考えても答えは見つからず、とにかく南へ向かおう。
私は自分に言い聞かせるように一人つぶやきました。
東日本大震災の震源から離れれば離れるほど地震の影響は少なくなるはず。
栃木県内も道行くガソリンスタンドは、福島県と同じでどこも大行列でした。
言うならば、人気の新作ゲームソフトの発売日か、はたまたデパートの初売りのように。
もちろん人が並ぶのではなく車が何百メートルにもわたって並んでいますから、道路は混雑を極めていました。
この行列に並ぶこと、と、渋滞気味のノロノロ運転でも南へと下ることを天秤にかけて私は、とにかく前へ進むことを選びました。

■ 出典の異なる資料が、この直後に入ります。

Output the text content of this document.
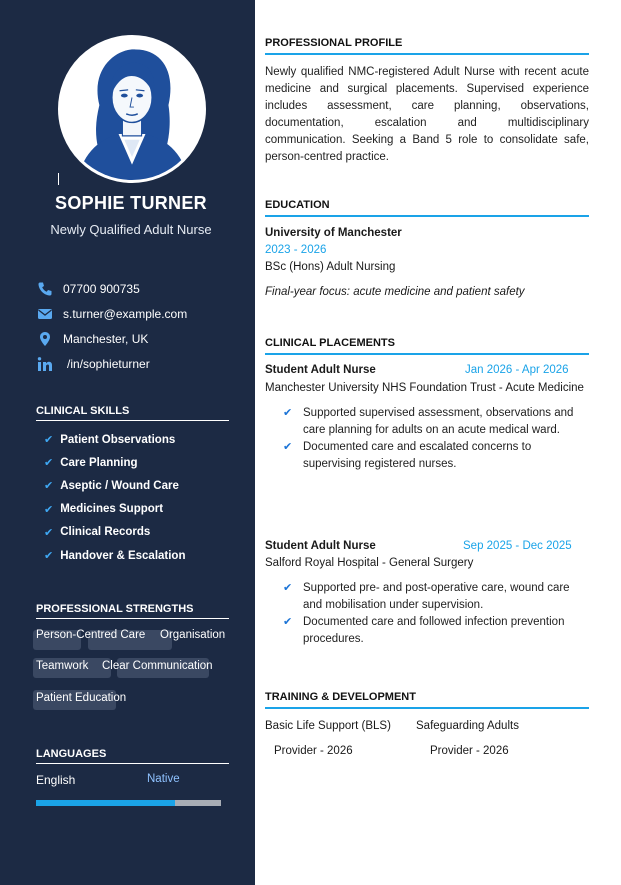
SOPHIE TURNER
Newly Qualified Adult Nurse
07700 900735
s.turner@example.com
Manchester, UK
/in/sophieturner
CLINICAL SKILLS
✔ Patient Observations
✔ Care Planning
✔ Aseptic / Wound Care
✔ Medicines Support
✔ Clinical Records
✔ Handover & Escalation
PROFESSIONAL STRENGTHS
Person-Centred Care Organisation
Teamwork Clear Communication
Patient Education
LANGUAGES
English	Native
PROFESSIONAL PROFILE
Newly qualified NMC-registered Adult Nurse with recent acute medicine and surgical placements. Supervised experience includes assessment, care planning, observations, documentation, escalation and multidisciplinary communication. Seeking a Band 5 role to consolidate safe, person-centred practice.
EDUCATION
University of Manchester
2023 - 2026
BSc (Hons) Adult Nursing
Final-year focus: acute medicine and patient safety
CLINICAL PLACEMENTS
Student Adult Nurse	Jan 2026 - Apr 2026
Manchester University NHS Foundation Trust - Acute Medicine
✔ Supported supervised assessment, observations and care planning for adults on an acute medical ward.
✔ Documented care and escalated concerns to supervising registered nurses.
Student Adult Nurse	Sep 2025 - Dec 2025
Salford Royal Hospital - General Surgery
✔ Supported pre- and post-operative care, wound care and mobilisation under supervision.
✔ Documented care and followed infection prevention procedures.
TRAINING & DEVELOPMENT
Basic Life Support (BLS)
Provider - 2026
Safeguarding Adults
Provider - 2026
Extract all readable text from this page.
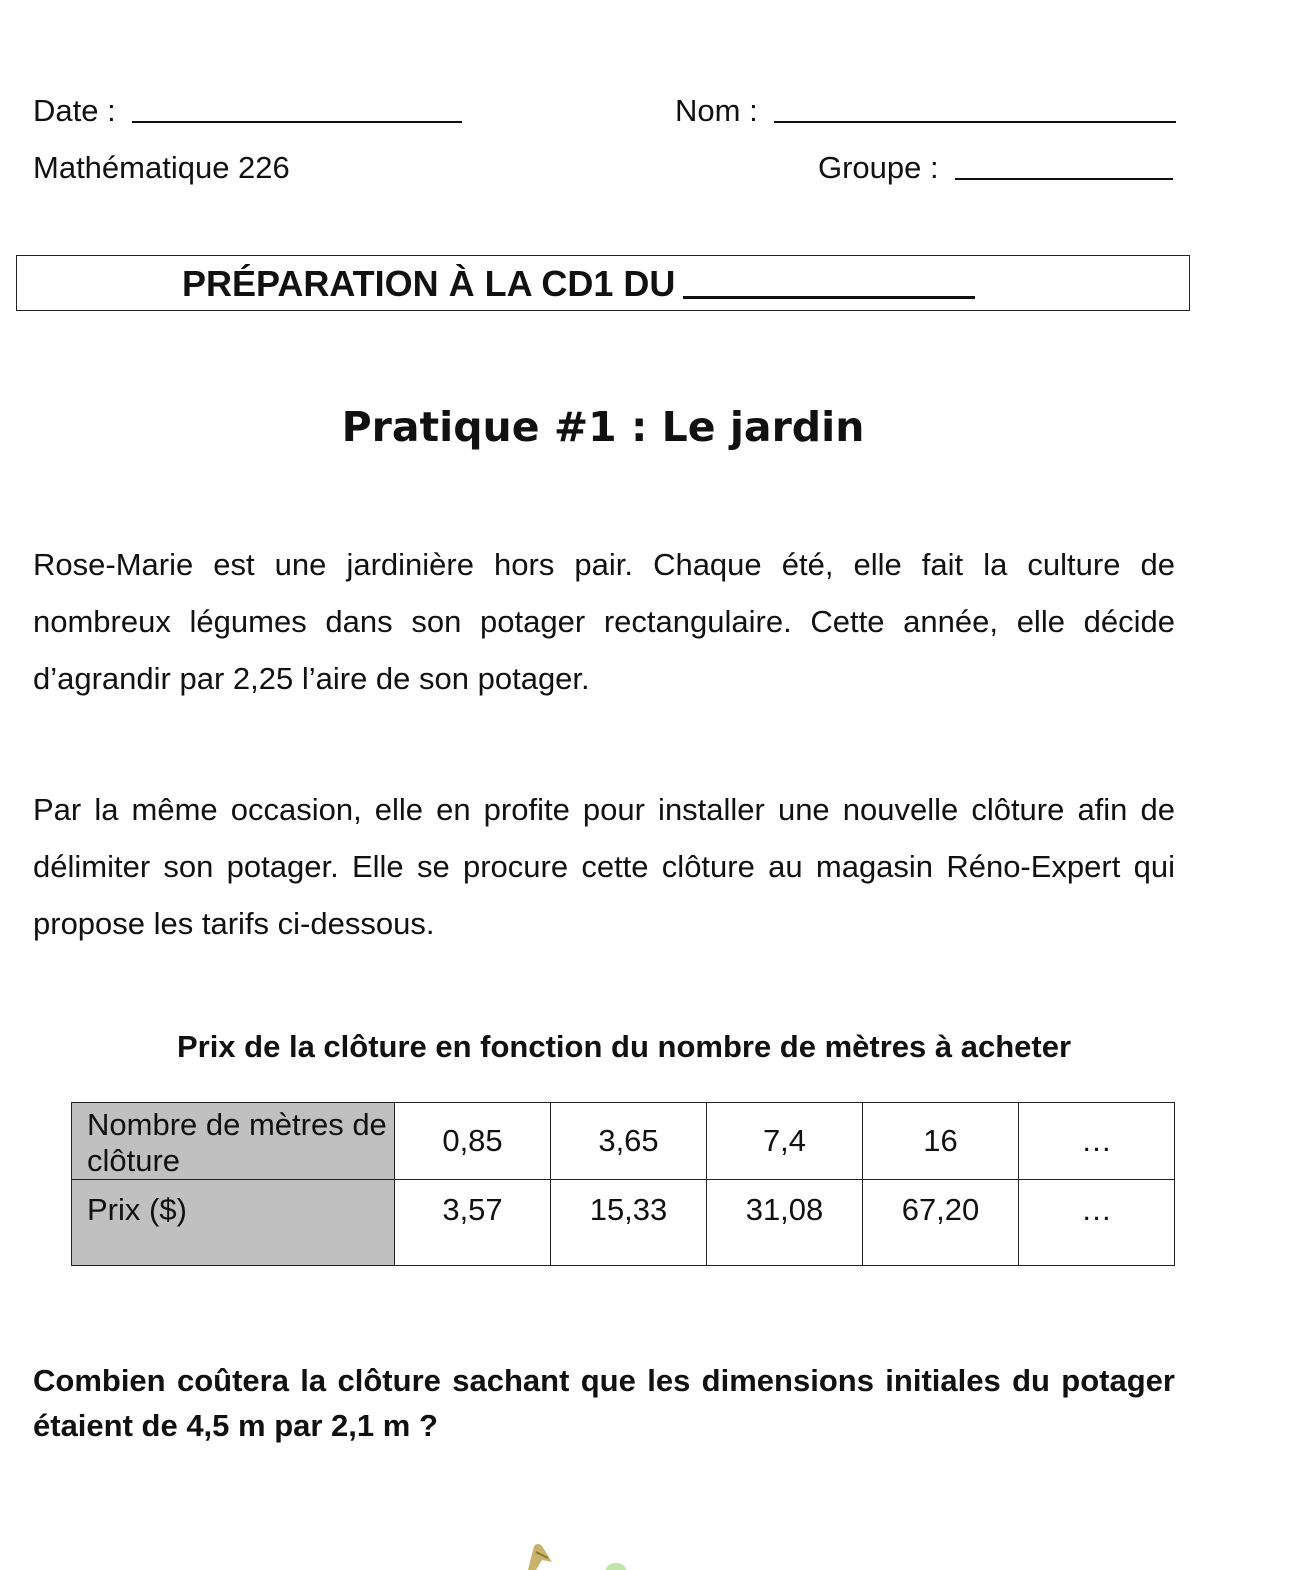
Date :	Nom :
Mathématique 226	Groupe :
PRÉPARATION À LA CD1 DU
Pratique #1 : Le jardin
Rose-Marie est une jardinière hors pair. Chaque été, elle fait la culture de nombreux légumes dans son potager rectangulaire. Cette année, elle décide d’agrandir par 2,25 l’aire de son potager.
Par la même occasion, elle en profite pour installer une nouvelle clôture afin de délimiter son potager. Elle se procure cette clôture au magasin Réno-Expert qui propose les tarifs ci-dessous.
Prix de la clôture en fonction du nombre de mètres à acheter
Nombre de mètres de clôture	0,85	3,65	7,4	16	…
Prix ($)	3,57	15,33	31,08	67,20	…
Combien coûtera la clôture sachant que les dimensions initiales du potager étaient de 4,5 m par 2,1 m ?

必ず普段通りに営業できているガソリンスタンドに出会えるはずだ。
渋滞の為かガソリンのメーターは、思った以上に早く目減りしていきます。
排気ガスが鼻をつくようになり、少し開けていた車の窓を締めました。
信号待ちで完全に車が止まると私はきょろきょろと周囲を見渡しました。
そういえば栃木県に入ってからマスクが目につきます。でもマスクでは排気ガス遮断できないもんな。とにかく早くこのエリアを抜けねば。

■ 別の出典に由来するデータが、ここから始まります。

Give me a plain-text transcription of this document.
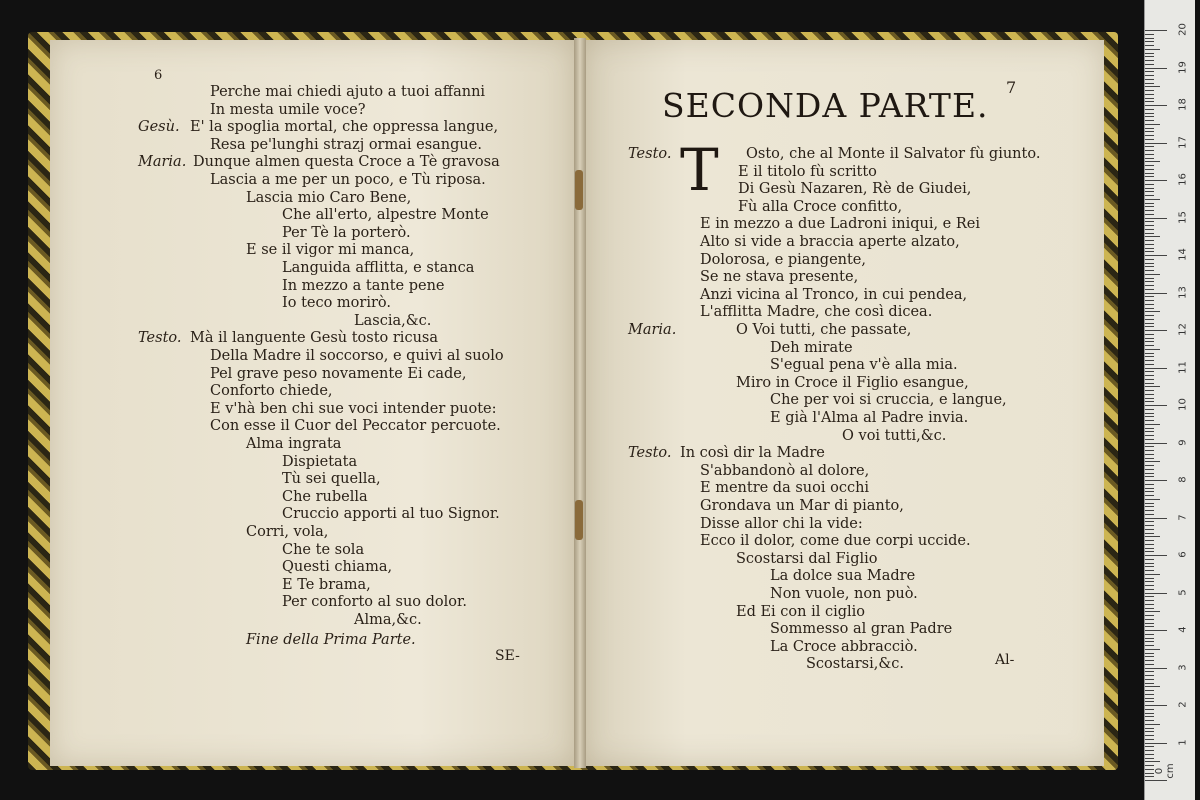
Perche mai chiedi ajuto a tuoi affanni
In mesta umile voce?
Gesù. E' la spoglia mortal, che oppressa langue,
Resa pe'lunghi strazj ormai esangue.
Maria. Dunque almen questa Croce a Tè gravosa
Lascia a me per un poco, e Tù riposa.
Lascia mio Caro Bene,
Che all'erto, alpestre Monte
Per Tè la porterò.
E se il vigor mi manca,
Languida afflitta, e stanca
In mezzo a tante pene
Io teco morirò.
Lascia,&c.
Testo. Mà il languente Gesù tosto ricusa
Della Madre il soccorso, e quivi al suolo
Pel grave peso novamente Ei cade,
Conforto chiede,
E v'hà ben chi sue voci intender puote:
Con esse il Cuor del Peccator percuote.
Alma ingrata
Dispietata
Tù sei quella,
Che rubella
Cruccio apporti al tuo Signor.
Corri, vola,
Che te sola
Questi chiama,
E Te brama,
Per conforto al suo dolor.
Alma,&c.
Testo.	Osto, che al Monte il Salvator fù giunto.
E il titolo fù scritto
Di Gesù Nazaren, Rè de Giudei,
Fù alla Croce confitto,
E in mezzo a due Ladroni iniqui, e Rei
Alto si vide a braccia aperte alzato,
Dolorosa, e piangente,
Se ne stava presente,
Anzi vicina al Tronco, in cui pendea,
L'afflitta Madre, che così dicea.
Maria.	O Voi tutti, che passate,
Deh mirate
S'egual pena v'è alla mia.
Miro in Croce il Figlio esangue,
Che per voi si cruccia, e langue,
E già l'Alma al Padre invia.
O voi tutti,&c.
Testo. In così dir la Madre
S'abbandonò al dolore,
E mentre da suoi occhi
Grondava un Mar di pianto,
Disse allor chi la vide:
Ecco il dolor, come due corpi uccide.
Scostarsi dal Figlio
La dolce sua Madre
Non vuole, non può.
Ed Ei con il ciglio
Sommesso al gran Padre
La Croce abbracciò.
Scostarsi,&c.
6
7
SECONDA PARTE.
T
Fine della Prima Parte.
SE-	Al-
1
2
3
4
5
6
7
8
9
10
11
12
13
14
15
16
17
18
19
20
0 cm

なおこれらの人達も、もちろん内部被ばくを防ぐためにマスクではなかったと思います。風邪流行っていたみたい。
暑くもないのに汗が額からこぼれおちました。
ふいに太平洋…いわきから見た風景が思い出されました。
夏の日。早朝に釣りに出かけて、朝日を眺めたっけな。
昼には、新鮮な海産物がたくさん乗った海鮮丼が食べたっけ。…ウニとかいくらとかマグロの赤身とかたっぷりの。値段高いけどうまいやつ。
目の前には排気ガスにむせぶ大渋滞した道路。そもそも栃木県は内陸県だから海はないし。我ながらよく現実逃避したものです。
だんだんとお腹も減ってきてきました。福島原発の現状を考えたってよくわかならいし、まあひとまず、棚上げしようと思いました。
カロリーメイトでもいいから食べたいな。空腹に耐えながら運転を続けました。